In fact, the survey notes, litigation has actually been on a slow rise since a reported decline in new filings in 2006 and 2007. Last year, 87 percent of the survey’s U.S. respondents faced new litigation, up from 83 percent in 2009. Moreover, 53 percent of all respondents initiated a suit in the last year, up from 48 percent in the preceding survey.
“The results this year versus last show that volume is up,” said Stephen Dillard, the head of Fulbright’s global disputes practice. “It’s not a large uptick, but it’s up.”
Interestingly, for all of the talk of corporate belt-tightening in the economic downturn, the survey indicates that law departments continue to spend heavily on litigation. (The survey included 94 respondents from companies with gross revenue under $100 million; 101 from companies grossing between $100 and $999 million; and 174 respondents from businesses with gross revenue over $1 billion). Twenty-eight percent of all the corporate counsel in the survey said they plan to increase their litigation budgets this year. Only 16 percent reported a planned decrease. Thirty-one percent said they increased litigation spending over the last year; 21 percent said they cut spending.

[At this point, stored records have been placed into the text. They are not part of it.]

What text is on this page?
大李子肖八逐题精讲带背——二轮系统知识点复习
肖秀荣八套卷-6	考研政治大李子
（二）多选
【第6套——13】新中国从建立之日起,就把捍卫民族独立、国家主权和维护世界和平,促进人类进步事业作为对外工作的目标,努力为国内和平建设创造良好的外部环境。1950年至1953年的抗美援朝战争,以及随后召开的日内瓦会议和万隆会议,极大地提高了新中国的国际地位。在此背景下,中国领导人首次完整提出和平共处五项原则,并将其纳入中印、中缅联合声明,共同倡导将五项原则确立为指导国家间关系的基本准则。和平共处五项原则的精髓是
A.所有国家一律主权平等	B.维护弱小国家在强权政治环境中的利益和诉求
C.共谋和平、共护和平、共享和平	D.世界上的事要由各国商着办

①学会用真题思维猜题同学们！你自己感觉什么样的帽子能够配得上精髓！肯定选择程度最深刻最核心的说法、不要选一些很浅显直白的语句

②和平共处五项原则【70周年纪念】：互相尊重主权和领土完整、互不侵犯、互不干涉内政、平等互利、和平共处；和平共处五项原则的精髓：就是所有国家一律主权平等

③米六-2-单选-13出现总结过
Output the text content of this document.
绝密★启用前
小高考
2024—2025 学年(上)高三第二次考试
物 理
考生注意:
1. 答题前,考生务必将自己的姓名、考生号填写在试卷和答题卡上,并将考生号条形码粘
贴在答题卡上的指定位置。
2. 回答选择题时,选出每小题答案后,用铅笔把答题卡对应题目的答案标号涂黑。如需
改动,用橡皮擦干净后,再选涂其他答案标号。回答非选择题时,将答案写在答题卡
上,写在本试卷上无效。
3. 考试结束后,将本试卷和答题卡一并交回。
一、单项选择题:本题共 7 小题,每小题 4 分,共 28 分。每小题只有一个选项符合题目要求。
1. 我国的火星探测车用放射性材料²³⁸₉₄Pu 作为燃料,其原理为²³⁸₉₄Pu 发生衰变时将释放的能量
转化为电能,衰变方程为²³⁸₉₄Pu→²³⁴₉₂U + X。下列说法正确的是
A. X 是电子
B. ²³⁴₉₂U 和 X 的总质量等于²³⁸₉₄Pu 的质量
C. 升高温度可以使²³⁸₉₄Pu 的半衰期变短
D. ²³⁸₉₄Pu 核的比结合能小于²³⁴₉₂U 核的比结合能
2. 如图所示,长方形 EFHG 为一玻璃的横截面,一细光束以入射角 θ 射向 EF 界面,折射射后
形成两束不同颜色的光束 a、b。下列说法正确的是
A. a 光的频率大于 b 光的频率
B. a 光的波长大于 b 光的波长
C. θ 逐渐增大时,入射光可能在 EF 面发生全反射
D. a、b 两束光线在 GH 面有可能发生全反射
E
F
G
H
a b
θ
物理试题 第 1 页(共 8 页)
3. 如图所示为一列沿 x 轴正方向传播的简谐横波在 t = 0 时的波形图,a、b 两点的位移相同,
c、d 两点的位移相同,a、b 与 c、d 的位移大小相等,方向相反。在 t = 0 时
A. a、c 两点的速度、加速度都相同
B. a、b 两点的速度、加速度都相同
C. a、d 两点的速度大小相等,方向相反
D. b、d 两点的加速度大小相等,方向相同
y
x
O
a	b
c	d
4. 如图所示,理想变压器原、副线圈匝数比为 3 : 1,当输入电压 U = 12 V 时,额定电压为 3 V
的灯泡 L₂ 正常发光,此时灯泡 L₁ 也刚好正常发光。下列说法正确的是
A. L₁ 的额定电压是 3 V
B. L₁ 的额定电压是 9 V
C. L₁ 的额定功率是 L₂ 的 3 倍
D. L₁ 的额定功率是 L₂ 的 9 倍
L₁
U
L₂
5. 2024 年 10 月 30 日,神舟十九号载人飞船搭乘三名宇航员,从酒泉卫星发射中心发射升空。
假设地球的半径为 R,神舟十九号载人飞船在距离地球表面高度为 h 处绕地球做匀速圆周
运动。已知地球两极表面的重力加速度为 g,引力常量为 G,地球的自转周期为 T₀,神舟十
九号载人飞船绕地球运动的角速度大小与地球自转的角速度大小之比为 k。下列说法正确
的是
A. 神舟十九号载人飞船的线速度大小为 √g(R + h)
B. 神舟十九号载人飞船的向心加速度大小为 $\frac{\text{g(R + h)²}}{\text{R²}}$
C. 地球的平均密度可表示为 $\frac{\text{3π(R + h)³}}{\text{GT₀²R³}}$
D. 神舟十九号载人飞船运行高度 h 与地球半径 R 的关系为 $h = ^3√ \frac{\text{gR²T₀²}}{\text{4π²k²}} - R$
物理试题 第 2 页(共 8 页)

“The budgets keep going up,” Dillard said. “We see that the matters that are actually filed are more sizable….One big case can cost a lot more than several smaller ones.”
The survey’s most valuable information for outside firms is probably in respondents’ predictions of where they expect to see more litigation. This year, Dillard told us, the smart money should be on regulatory and Foreign Corrupt Practices Act defense, as well as other internal investigations. Although companies in all sectors continue to report that labor and employment and contract litigation comprise a large percentage of their dockets, they’re increasingly likely to turn to outside counsel for all sorts of investigations. (Of U.S. respondents, 43 percent said they’d retained outside counsel for a government investigation in the last year, and fully a third reported that they expect to face an increased number of regulatory proceedings next year.)
“Last year the prediction was that regulatory matters, internal investigations, and FCPA would increase. That’s what happened,” Dillard said. “Regulatory concerns are at the top of the list going forward. They seem to have replaced bankruptcy.” (Twenty-one percent of the respondents overall said they plan to increase spending on regulatory matters; only 13 said they plan to spend more on bankruptcy.)
We asked Dillard why Fulbright ponies up the money to conduct the survey every year. He said the information the firm gets from the corporate respondents (and kindly shares with the rest of us) is worth the investment. “We use it to project where our needs are going to be,” he said. “After last year’s survey we put a lot of resources into our internal investigations and FCPA practices. This year’s results tell us that effort was justified.”
Editor’s note: An earlier version of this story incorrectly reported the total number of respondents and the number of U.K. respondents. We also referred to the report as a 216-page document. The raw data underlying the report does, in fact, comprise 261 pages. But the publicly available report is 57 pages. We regret the errors and confusion.